Shameful Human of the Week: Andrew Keen

This week’s Shameful Human is author and professional internet-hater Andrew Keen.
To Andrew Keen, This whole web 2.0 thing, with its YouTubes and swarms of blogs, isn’t the time-wasting bliss you and I perceive it to be. No, it’s actually dangerous, and even Marxist.
You see, as Keen argued in his 2006 The Weekly Standard essay, the participatory internet “worships the creative amateur: the self-taught filmmaker, the dorm-room musician, the unpublished writer.” Sounds great, right? Sorry, but according to Andrew’s novel The Cult of the Amateur, all of this creative energy is putting hard-working experts out of business. Craigslist robs papers of their personals sections, Wikipedia takes jobs from encyclopedia editors.
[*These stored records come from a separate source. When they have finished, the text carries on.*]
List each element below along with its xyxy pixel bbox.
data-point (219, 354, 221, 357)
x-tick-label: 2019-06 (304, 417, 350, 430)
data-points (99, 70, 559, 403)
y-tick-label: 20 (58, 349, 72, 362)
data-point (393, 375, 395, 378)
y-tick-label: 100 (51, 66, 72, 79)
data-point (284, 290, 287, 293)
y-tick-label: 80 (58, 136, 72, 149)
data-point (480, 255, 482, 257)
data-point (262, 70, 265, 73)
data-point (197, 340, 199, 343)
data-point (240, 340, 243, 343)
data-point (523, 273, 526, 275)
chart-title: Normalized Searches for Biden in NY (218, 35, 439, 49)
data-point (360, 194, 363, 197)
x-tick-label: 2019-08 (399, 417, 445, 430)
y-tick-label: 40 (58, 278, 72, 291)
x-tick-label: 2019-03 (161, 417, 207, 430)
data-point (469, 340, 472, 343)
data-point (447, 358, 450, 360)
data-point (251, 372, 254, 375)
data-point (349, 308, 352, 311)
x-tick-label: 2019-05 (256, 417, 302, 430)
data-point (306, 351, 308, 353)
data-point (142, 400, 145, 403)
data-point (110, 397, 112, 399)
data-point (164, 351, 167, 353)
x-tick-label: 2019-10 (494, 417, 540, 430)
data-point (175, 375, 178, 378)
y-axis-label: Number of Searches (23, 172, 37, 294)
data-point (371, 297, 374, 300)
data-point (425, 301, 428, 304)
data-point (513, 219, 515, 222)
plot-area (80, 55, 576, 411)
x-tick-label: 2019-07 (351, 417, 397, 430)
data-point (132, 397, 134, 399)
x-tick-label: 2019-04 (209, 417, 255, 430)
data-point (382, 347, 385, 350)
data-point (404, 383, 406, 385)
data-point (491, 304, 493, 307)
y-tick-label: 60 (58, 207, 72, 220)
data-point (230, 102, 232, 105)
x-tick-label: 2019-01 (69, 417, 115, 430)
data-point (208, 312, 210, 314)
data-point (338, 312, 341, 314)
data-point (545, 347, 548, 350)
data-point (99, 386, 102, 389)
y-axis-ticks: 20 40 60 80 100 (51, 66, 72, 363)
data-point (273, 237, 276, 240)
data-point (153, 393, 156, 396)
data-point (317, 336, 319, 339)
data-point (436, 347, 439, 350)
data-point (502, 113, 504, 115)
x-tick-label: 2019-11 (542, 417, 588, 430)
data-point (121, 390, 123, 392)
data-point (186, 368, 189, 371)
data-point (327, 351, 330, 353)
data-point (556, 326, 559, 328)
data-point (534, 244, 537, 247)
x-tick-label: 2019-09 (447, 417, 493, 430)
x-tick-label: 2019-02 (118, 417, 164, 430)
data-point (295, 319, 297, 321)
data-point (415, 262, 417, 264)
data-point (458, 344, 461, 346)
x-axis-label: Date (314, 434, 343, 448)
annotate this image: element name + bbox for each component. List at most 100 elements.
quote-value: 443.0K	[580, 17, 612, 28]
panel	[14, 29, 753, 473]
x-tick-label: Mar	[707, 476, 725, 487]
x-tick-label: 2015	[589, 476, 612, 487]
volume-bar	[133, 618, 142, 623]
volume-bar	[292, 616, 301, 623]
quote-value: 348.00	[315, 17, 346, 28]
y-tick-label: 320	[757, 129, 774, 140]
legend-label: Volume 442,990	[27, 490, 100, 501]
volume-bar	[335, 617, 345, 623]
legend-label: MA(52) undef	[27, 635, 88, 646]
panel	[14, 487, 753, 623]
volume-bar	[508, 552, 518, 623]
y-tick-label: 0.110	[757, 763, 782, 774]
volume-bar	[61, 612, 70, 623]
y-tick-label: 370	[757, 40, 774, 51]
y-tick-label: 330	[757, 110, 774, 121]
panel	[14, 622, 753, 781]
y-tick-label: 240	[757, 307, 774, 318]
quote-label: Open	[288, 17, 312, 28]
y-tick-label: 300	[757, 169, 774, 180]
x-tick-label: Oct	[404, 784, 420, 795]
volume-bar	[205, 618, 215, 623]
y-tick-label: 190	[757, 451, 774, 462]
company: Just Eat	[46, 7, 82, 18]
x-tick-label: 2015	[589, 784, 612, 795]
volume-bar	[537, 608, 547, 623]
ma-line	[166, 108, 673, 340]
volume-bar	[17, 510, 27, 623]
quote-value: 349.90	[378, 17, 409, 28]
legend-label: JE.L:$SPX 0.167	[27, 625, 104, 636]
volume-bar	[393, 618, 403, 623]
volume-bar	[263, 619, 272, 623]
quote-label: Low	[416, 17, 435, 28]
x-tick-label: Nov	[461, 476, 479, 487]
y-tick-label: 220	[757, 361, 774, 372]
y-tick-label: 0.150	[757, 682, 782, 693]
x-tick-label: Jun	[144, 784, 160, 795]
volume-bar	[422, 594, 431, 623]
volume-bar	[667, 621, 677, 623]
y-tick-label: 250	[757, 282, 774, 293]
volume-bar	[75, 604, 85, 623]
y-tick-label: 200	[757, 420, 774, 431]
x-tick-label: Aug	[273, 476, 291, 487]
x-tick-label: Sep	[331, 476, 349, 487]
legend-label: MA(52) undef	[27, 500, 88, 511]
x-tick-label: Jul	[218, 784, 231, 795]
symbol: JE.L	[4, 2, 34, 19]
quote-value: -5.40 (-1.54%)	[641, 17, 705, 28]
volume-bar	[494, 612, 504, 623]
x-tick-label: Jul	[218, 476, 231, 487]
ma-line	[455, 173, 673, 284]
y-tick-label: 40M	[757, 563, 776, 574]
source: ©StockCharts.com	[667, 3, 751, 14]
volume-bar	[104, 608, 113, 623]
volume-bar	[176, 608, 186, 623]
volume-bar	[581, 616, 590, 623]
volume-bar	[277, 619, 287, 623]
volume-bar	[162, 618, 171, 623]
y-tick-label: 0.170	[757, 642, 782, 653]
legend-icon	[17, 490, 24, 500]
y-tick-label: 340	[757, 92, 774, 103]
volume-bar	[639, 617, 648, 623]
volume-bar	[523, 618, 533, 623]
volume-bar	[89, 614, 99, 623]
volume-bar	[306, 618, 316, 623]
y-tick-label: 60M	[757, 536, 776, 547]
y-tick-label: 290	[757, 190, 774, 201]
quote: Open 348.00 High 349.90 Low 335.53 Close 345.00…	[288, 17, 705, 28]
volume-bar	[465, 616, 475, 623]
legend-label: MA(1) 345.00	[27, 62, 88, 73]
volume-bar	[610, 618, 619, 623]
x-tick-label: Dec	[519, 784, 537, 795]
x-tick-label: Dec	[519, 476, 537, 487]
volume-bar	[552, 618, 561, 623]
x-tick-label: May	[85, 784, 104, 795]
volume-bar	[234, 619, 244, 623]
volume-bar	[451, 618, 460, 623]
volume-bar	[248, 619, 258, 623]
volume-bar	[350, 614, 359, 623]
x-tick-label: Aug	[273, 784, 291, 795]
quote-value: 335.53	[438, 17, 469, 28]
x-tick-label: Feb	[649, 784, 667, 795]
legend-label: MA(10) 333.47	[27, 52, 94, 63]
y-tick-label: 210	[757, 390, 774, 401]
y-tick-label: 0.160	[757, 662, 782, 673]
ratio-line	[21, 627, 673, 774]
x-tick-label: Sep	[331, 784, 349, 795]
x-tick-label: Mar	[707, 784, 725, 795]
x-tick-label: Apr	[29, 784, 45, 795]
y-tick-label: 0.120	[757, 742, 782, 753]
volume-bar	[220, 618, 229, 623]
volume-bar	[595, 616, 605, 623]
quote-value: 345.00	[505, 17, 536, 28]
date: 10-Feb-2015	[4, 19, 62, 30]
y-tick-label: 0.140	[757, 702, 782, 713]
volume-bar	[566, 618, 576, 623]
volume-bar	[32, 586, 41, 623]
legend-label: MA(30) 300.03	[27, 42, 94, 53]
Keen has rightly argued that web 2.0 “suggests that everyone — even the most poorly educated and inarticulate amongst us — can and should use digital media to express and realize themselves.” Well, there’s no doubt that a lot of idiots produce a lot of shit on the internet. You’re reading a product of that dangerous phenomenon right now. Having said that, the internet is also a realm (relatively) free of corporate control, a place where true free enterprise can flourish, and a place that gives rise to new small businesses every day. There is nothing less Marxist than that.
Keen himself has participated in many internet start-ups. How he considers himself to be any different than the people making careers out of blogging and vlogging is beyond my comprehension.